37-40学时:人工智能及老年人情绪检测模型训练实践

人工智能及大模型训练应用实践

一、实验目的

使用TensorFlow训练AI模型，识别7种人脸情绪：愤怒（angry）、厌恶（disgust）、害怕（fear）、开心（happy）、伤心（sad）、惊讶（surprise）、中性（neutral）。
掌握数据预处理、模型训练和评估的基本技能。
加深对机器学习模型工作原理的理解，为健康养老相关数据模型奠定基础。

二、实验工具

PyCharm：用于代码编写和运行。
Python环境：Python 3.10+。
库：tensorflow, numpy, matplotlib, pandas, scikit-learn, Pillow, opencv-python.
手机摄像头：通过iVCam将手机用作电脑摄像头。

三、实验环境设置

安装必要库：
- 打开PyCharm，创建项目（如D:\demo\emotion）。
- 在PyCharm终端运行：
```
pip install tensorflow numpy matplotlib pandas scikit-learn Pillow opencv-python -i https://pypi.tuna.tsinghua.edu.cn/simple
```
  - 或（直接下载老师下载好的虚拟环境.venv,https://192.168.189.3:8182/down/8xpYC4cJABXU.zip ）
- 或通过 File > Settings > Python Interpreter 点击“+”号搜索并安装上述库。
- 验证安装：
  - 运行 pip list，确认库已安装。

配置iVCam：

电脑端：下载并安装iVCam（https://192.168.189.3:8182/down/zhPd0n2WQwWe.exe ）。
手机端：在手机上安装iVCam App（iOS/Android）。
安卓：
苹果去appstore搜索iVCam
连接：
- 确保手机和电脑在同一Wi-Fi网络。
- 打开手机iVCam App，电脑自动检测并连接。
- iVCam摄像头索引可能不是0（默认）。测试时尝试1或2（如cv2.VideoCapture(1)）。

验证：

在PyCharm中新建testcamera文件，运行以下代码：

import cv2

def find_available_camera(max_index=5):
"""查找第一个可用摄像头索引"""
for i in range(max_index):
 cap = cv2.VideoCapture(i, cv2.CAP_DSHOW)
 if cap.isOpened():
     cap.release()
     return i
return -1

def preview_camera(index):
"""打开摄像头并实时预览，按 ESC 或关闭窗口退出"""
cap = cv2.VideoCapture(index, cv2.CAP_DSHOW)
if not cap.isOpened():
 print(f"无法打开摄像头 {index}")
 return

window_name = "Camera Preview"  # 避免中文乱码
cv2.namedWindow(window_name, cv2.WINDOW_NORMAL)

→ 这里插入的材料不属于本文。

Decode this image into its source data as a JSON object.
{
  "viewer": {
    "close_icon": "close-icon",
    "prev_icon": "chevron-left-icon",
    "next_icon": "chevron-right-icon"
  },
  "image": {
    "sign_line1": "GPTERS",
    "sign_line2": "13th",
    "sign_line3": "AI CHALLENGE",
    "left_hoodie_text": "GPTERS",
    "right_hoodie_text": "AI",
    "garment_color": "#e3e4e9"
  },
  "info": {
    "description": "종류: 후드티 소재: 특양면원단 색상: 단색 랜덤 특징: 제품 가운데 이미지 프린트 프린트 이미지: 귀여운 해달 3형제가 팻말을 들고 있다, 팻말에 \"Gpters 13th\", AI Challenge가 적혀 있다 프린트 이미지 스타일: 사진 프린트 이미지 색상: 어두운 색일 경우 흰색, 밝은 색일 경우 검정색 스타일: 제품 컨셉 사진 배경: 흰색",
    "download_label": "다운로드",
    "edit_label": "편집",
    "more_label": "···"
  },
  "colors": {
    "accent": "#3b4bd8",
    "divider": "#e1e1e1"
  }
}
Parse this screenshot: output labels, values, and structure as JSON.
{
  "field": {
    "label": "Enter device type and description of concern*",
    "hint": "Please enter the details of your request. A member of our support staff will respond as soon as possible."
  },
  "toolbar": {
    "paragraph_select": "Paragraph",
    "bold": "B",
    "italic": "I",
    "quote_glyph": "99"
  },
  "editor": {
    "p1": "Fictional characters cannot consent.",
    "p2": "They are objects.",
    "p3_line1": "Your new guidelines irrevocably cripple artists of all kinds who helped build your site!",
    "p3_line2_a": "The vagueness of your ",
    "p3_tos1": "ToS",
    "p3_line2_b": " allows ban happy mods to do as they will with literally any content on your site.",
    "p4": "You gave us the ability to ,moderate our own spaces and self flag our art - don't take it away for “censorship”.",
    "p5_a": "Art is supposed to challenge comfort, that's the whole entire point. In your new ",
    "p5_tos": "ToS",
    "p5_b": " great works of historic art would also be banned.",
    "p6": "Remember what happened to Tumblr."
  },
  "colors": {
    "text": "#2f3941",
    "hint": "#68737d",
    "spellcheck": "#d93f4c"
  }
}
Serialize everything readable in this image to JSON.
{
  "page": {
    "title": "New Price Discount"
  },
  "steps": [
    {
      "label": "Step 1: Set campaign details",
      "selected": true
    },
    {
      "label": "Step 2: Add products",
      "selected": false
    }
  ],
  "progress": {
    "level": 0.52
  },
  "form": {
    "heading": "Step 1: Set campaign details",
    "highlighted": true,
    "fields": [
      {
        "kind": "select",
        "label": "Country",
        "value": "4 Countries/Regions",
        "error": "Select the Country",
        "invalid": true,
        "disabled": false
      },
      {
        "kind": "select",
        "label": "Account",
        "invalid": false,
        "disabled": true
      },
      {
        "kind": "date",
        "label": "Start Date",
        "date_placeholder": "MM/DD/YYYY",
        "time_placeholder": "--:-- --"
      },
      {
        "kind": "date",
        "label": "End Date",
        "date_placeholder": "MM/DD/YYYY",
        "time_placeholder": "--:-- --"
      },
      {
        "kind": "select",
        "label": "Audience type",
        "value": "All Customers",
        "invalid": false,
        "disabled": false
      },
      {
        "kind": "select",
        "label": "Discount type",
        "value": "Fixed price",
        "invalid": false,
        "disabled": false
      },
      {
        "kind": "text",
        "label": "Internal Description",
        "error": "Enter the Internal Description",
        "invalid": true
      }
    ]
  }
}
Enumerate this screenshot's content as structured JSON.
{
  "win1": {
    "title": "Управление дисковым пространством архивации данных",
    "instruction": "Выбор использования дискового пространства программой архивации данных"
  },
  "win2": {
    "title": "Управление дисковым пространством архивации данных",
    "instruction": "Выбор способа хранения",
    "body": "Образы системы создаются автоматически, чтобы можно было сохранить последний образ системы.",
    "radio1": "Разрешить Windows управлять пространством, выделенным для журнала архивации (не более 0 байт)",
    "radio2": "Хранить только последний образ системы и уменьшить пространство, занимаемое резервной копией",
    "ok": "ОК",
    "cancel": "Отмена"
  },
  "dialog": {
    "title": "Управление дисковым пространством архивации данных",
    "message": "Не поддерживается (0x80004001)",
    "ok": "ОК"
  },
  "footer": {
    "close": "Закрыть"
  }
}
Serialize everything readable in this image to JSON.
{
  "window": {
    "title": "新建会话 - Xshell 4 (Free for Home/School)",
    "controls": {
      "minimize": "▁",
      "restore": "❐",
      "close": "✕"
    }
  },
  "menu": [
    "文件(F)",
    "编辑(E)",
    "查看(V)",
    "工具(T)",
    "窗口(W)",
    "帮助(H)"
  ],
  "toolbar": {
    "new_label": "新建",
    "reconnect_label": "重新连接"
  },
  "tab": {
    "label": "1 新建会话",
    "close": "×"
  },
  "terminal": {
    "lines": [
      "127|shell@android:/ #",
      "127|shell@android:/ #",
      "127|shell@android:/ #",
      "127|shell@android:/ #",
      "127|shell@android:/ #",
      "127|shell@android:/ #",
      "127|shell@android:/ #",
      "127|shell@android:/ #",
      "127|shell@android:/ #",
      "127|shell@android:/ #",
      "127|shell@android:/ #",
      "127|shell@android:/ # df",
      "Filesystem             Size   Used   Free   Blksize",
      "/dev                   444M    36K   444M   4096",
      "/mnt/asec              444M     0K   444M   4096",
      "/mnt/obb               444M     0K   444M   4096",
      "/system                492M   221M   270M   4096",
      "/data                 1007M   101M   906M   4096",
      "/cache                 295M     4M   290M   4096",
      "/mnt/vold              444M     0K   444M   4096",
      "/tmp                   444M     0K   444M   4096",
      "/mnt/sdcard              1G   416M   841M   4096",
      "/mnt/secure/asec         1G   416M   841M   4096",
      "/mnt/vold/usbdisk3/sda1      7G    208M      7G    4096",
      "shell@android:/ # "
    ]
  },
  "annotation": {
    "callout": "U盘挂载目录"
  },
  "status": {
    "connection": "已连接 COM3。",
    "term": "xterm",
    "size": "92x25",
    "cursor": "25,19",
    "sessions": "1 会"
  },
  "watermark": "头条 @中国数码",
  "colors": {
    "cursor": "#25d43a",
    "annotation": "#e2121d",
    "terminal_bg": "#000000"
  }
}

print(f"正在预览摄像头 {index}，按 ESC 键或关闭窗口退出")

while True:
 ret, frame = cap.read()
 if not ret:
     print("无法读取画面")
     break

 cv2.imshow(window_name, frame)
 key = cv2.waitKey(1) & 0xFF
 # ESC键或窗口关闭退出
 if key == 27 or cv2.getWindowProperty(window_name, cv2.WND_PROP_VISIBLE) < 1:
     break

cap.release()
cv2.destroyAllWindows()

if __name__ == "__main__":
camera_index = find_available_camera()
if camera_index == -1:
 print("未检测到可用摄像头")
else:
 preview_camera(camera_index)

效果如下：

项目路径：
- 数据和模型路径：D:\demo\emotion。
- 数据集目录：D:\demo\emotion\train，包含7个子文件夹（angry, disgust, fear, happy, sad, surprise, neutral），每文件夹100张图片。
- Haar级联文件：D:\ai_images\haarcascade_frontalface_default.xml（确保路径正确）。
数据准备：
- 准备7种表情图片，从开源数据集获取或采集，存放在：
  - D:\demo\emotion\train\angry
  - D:\demo\emotion\train\disgust
  - D:\demo\emotion\train\fear
  - D:\demo\emotion\train\happy
  - D:\demo\emotion\train\sad
  - D:\demo\emotion\train\surprise
  - D:\demo\emotion\train\neutral
- 图片格式：支持JPG、PNG等，建议统一格式（如JPG）。

四、实验步骤

步骤1：数据预处理

加载图片，从7个文件夹读取700张图片（每类100张）。
转换为灰度图，调整大小为48x48，归一化像素值到[0,1]。
标签转为one-hot编码。
测试数据集：https://192.168.189.3:8182/down/6Yz14PjtL8wd.zip

步骤2：构建模型

使用卷积神经网络（CNN），包含3个卷积层、池化层、Dropout层和全连接层。
输出7个类别（对应7种情绪）。

步骤3：训练与实时检测

整合训练和检测功能，通过命令行参数（--mode）选择模式。
训练：划分训练集和测试集，训练20个epoch，保存模型。
检测：使用iVCam摄像头实时检测情绪。

五、代码实现

以下是整合后的代码，适配PyCharm环境，优化了数据加载、模型训练和实时检测功能。代码使用命令行参数控制运行模式（--mode train 或 --mode detect），并确保路径（D:\demo\emotion）正确。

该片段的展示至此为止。